Renovations beginning at River Bend Arena
Lewis & Clark Community College’s (L&C) George C. Terry River Bend Arena will undergo major renovations over the next nine months, college officials say – with the building partially or almost-completely closed over much of that period.
Construction is expected to begin April 1.
Crews began moving faculty and staff facilities out of the athletics area of the building on March 11. The majority of the displaced athletics staff will be relocated to L&C’s Wade Hall during the project. Their contact information, phones and emails, will remain unchanged.

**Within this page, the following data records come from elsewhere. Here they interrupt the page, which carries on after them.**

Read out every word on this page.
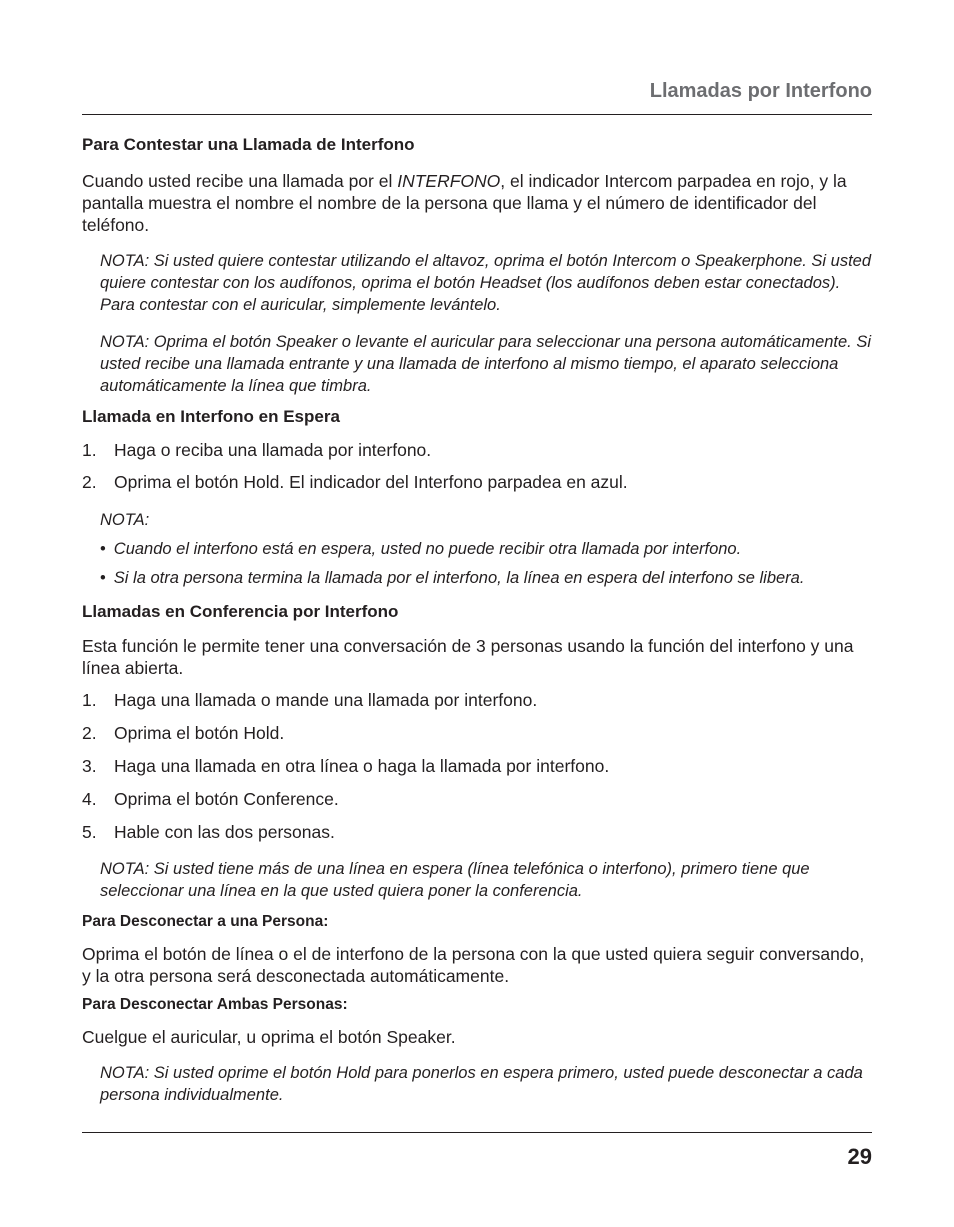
Llamadas por Interfono

Para Contestar una Llamada de Interfono

Cuando usted recibe una llamada por el INTERFONO, el indicador Intercom parpadea en rojo, y la pantalla muestra el nombre el nombre de la persona que llama y el número de identificador del teléfono.

NOTA: Si usted quiere contestar utilizando el altavoz, oprima el botón Intercom o Speakerphone. Si usted quiere contestar con los audífonos, oprima el botón Headset (los audífonos deben estar conectados). Para contestar con el auricular, simplemente levántelo.

NOTA: Oprima el botón Speaker o levante el auricular para seleccionar una persona automáticamente. Si usted recibe una llamada entrante y una llamada de interfono al mismo tiempo, el aparato selecciona automáticamente la línea que timbra.

Llamada en Interfono en Espera

1. Haga o reciba una llamada por interfono.
2. Oprima el botón Hold. El indicador del Interfono parpadea en azul.

NOTA:

• Cuando el interfono está en espera, usted no puede recibir otra llamada por interfono.

• Si la otra persona termina la llamada por el interfono, la línea en espera del interfono se libera.

Llamadas en Conferencia por Interfono

Esta función le permite tener una conversación de 3 personas usando la función del interfono y una línea abierta.

1. Haga una llamada o mande una llamada por interfono.
2. Oprima el botón Hold.
3. Haga una llamada en otra línea o haga la llamada por interfono.
4. Oprima el botón Conference.
5. Hable con las dos personas.

NOTA: Si usted tiene más de una línea en espera (línea telefónica o interfono), primero tiene que seleccionar una línea en la que usted quiera poner la conferencia.

Para Desconectar a una Persona:

Oprima el botón de línea o el de interfono de la persona con la que usted quiera seguir conversando, y la otra persona será desconectada automáticamente.

Para Desconectar Ambas Personas:

Cuelgue el auricular, u oprima el botón Speaker.

NOTA: Si usted oprime el botón Hold para ponerlos en espera primero, usted puede desconectar a cada persona individualmente.

29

“Most of the classrooms will also move after the spring semester ends in May, with the intention of being back up and running for fall sports and classes in August,” said L&C Vice President of Administration Lori Artis.
The building’s Paul B. Hanks Dental Clinic will remain open during the renovations.
The entire renovation project will be completed by December 2019, Artis said.
Renovations are to include a new roof, HVAC upgrades, gutter replacement, electrical improvements, waterproofing, a new gym floor, and other interior improvements.
Updates on the progress of the renovations are to be posted on L&C’s social media channels.
Metro East leads state in vacancy rates
St. Clair County had the highest home vacancy rate in Illinois during the third quarter of 2018 —with Madison County not far behind, according to a study by ATTOM Data Solutions.
Some 3,774 of the 77,000 single-family homes and condos in St. Clair County were vacant during the third quarter; for a 4.9 percent vacancy rate.
The good news: that represents a 441-unit — or 5 percent — decrease from the 4,215 single-family residences available in the county during the same period of 2017.
Madison County ranked third in analysis of 15 large Illinois counties (population 50,000 or more), with no change in its vacancy rate from 2017
The report found 2,796 of the county’s 91,825 single-family units were vacant during the third quarter of 2018, for a vacancy rate of 3.04 percent. That was basically unchanged from the third quarter of 2017 when 2,874 single-family units were available in the county.
Nationwide, the home vacancy rate was 1.52 percent in the third quarter, representing more than 1.4 million housing units. That represents a 4 percent decrease for a year earlier, as activity in the nation’s housing market continued to intensify, according to ATTOM Data.
The study used county tax assessor information to determine the vacancy status for more than 95 million homes throughout the nation.